Watch Your Back Door

By Peter Galvin, Unix Insider |  Security

Once you've secured the machines in your
installation, it's time to secure the remote accesses to your site.
The usual method of installation security is to secure the remote
access, and then to secure the systems if time and energy allow. But
consider that, until you've inspected and secured each host, you don't
know what kinds of access each host is allowing.

If a host has a modem and allows packet passing (it's acting as a
router), that system is making your whole network vulnerable. The host
need not even pass packets. If it provides network services, it can be
compromised. Once compromised, the hacker can manually access the
network and break into other machines. Putting a firewall in place at
the corporate Internet connection will solve no problems, and will
give you a false sense of security.

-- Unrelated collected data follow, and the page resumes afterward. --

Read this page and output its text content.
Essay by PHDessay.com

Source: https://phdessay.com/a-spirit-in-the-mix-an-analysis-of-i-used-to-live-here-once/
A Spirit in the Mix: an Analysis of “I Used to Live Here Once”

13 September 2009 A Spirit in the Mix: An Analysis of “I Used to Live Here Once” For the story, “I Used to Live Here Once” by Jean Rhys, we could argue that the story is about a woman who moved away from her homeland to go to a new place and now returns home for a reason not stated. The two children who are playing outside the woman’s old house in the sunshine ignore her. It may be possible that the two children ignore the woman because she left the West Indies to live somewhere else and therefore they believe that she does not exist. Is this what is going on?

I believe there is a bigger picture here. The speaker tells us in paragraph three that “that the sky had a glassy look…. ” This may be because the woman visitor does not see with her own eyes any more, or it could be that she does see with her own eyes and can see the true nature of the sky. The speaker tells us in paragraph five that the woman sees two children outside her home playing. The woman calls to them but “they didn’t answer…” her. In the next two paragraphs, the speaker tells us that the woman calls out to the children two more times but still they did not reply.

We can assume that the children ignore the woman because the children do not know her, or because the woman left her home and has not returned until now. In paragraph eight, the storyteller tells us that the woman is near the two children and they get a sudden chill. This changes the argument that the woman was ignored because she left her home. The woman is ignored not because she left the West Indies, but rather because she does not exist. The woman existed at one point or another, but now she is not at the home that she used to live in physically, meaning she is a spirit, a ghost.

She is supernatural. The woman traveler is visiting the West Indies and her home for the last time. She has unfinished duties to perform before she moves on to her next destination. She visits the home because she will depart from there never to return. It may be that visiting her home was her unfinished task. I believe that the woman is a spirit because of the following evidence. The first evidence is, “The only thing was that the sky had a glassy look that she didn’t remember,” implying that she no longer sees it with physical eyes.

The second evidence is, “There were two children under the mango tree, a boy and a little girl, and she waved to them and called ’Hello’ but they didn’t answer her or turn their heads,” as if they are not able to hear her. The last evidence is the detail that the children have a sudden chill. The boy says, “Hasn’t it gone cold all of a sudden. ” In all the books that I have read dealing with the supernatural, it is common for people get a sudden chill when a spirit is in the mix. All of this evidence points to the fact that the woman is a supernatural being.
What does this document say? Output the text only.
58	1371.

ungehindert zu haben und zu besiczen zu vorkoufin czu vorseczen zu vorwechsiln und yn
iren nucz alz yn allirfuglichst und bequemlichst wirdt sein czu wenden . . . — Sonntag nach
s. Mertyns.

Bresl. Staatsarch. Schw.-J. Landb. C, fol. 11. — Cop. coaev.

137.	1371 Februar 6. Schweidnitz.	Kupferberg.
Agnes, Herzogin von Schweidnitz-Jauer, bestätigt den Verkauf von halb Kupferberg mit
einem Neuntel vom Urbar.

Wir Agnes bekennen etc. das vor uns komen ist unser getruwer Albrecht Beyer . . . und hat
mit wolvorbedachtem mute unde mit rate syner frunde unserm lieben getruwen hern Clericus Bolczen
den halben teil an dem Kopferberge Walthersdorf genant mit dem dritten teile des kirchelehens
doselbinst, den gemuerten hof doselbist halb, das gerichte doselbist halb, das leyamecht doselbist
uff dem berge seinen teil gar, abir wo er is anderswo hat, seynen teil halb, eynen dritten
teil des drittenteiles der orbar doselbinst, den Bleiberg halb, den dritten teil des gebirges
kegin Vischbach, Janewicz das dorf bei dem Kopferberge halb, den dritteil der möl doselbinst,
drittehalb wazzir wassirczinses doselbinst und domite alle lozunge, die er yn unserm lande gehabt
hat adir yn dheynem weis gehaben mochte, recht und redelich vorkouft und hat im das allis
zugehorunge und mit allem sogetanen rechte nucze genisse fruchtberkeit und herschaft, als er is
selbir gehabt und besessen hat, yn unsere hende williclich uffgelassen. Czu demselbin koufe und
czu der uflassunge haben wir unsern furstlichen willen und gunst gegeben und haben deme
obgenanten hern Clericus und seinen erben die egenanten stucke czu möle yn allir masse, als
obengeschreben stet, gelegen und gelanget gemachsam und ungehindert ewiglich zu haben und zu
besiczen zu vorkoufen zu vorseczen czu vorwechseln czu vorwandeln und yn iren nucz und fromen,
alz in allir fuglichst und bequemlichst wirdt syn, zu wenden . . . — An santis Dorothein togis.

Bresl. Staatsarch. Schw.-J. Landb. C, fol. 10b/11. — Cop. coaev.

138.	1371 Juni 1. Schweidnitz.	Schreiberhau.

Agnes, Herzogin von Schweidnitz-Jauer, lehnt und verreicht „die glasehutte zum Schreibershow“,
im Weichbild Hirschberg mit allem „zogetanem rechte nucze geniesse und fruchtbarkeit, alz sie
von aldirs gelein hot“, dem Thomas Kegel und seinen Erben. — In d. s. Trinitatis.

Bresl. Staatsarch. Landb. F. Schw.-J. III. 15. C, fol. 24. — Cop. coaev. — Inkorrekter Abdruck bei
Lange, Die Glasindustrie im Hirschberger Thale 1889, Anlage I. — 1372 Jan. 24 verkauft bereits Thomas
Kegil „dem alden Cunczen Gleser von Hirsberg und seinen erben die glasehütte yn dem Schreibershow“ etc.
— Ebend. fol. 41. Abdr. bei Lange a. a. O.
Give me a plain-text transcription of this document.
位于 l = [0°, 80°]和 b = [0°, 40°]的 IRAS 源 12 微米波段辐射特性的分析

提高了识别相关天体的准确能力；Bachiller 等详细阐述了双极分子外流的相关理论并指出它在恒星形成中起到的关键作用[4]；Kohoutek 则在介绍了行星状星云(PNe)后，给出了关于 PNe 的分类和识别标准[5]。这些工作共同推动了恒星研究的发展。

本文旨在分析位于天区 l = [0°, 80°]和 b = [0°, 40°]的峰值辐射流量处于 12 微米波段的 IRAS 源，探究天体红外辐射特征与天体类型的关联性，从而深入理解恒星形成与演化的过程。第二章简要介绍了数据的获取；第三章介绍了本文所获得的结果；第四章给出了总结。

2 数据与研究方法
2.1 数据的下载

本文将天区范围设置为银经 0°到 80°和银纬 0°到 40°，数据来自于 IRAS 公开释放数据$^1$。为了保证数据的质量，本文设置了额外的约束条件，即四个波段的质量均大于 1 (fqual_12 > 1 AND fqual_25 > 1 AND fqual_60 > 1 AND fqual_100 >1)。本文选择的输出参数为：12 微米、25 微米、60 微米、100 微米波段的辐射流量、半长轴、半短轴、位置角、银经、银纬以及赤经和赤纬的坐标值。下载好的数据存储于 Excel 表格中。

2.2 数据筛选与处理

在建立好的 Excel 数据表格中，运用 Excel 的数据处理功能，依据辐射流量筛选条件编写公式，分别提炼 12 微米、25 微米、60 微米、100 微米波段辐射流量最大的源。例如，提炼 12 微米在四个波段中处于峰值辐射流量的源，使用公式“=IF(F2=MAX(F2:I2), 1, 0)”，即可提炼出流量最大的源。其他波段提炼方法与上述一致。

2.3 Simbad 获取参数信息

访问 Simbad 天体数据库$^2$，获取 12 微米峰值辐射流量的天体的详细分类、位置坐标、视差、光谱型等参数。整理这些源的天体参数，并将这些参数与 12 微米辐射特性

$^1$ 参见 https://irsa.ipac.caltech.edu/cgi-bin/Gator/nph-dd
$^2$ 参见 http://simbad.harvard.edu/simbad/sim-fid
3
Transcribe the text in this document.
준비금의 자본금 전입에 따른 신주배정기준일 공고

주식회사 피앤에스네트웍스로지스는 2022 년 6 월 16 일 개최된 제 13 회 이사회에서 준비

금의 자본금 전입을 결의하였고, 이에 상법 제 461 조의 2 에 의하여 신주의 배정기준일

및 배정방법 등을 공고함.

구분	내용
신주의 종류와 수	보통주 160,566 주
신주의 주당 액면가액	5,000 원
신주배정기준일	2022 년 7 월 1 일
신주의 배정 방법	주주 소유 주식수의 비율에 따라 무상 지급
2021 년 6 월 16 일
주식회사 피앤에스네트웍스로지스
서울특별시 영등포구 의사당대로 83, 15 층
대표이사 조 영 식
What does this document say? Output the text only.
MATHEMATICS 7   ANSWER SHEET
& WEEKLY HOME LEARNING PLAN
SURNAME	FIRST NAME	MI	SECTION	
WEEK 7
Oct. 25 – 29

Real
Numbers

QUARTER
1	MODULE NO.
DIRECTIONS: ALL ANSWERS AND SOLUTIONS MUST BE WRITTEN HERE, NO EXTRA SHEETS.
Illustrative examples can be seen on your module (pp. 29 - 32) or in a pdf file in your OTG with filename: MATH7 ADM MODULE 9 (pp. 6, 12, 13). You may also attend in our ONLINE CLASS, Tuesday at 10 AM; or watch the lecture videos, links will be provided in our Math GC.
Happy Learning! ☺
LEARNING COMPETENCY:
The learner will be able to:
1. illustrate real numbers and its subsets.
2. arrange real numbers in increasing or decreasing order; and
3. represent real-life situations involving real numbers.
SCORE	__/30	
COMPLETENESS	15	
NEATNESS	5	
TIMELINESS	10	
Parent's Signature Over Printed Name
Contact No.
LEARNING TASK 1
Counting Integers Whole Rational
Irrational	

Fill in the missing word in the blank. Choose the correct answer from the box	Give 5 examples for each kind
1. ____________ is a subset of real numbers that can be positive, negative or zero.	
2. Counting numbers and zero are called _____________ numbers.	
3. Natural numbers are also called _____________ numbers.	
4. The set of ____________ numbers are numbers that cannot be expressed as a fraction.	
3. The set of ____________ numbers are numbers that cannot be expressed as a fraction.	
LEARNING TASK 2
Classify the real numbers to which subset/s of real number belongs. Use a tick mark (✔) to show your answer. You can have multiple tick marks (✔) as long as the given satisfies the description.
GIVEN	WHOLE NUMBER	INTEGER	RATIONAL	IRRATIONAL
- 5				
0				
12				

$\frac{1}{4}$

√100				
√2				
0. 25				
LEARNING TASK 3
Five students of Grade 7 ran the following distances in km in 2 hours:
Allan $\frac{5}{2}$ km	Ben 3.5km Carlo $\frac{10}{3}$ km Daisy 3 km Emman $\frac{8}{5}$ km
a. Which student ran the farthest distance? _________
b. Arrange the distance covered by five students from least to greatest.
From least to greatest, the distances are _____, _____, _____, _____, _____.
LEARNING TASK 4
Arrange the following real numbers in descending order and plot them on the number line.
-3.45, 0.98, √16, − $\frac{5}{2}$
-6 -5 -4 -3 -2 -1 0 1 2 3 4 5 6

So, for an
installation that is about to gain access to the Internet, consider
these steps in turn:


  1. Secure each machine that is connected to the network

  2. Install the firewall to throttle access

  3. Enable the Internet link

  4. Continuously monitor the link, and periodically re-check network hosts

If your management has succumbed to the hype and wants an Internet
connection immediately, you'll have to fight a rear-guard action.
Install the firewall and permit only a minimum complement of protocols
through, and initiate an internal sweep of systems. First check for
modems that could allow outsiders to gain access to the internal
hosts, and control them if possible. Follow up with a security audit
of all of the hosts.

At this time in the operation, it is important to establish
connectivity and security guidelines throughout your installation. If
you've nailed down each modem, and have secured the Internet
connection, and have secured each system, you currently have a
good level of network security. Do your users know that connecting a
modem to a machine could be a "bad thing"? Do they know to get the
modem checked out by security or system staff, and any external access
approved? If not, your well-spent time and effort could be wasted the
moment they turn on that modem.

Those of you without Internet connections have reason to worry as
well. Most security problems are caused by internal agents,
not external. Can you trust users (and even system administrators) in
other divisions of your company that have network connections into
your machines? If your user machines and the corporate financial
system are connected via a network, are you sure you should be
trusting your users to stay away from that interesting data?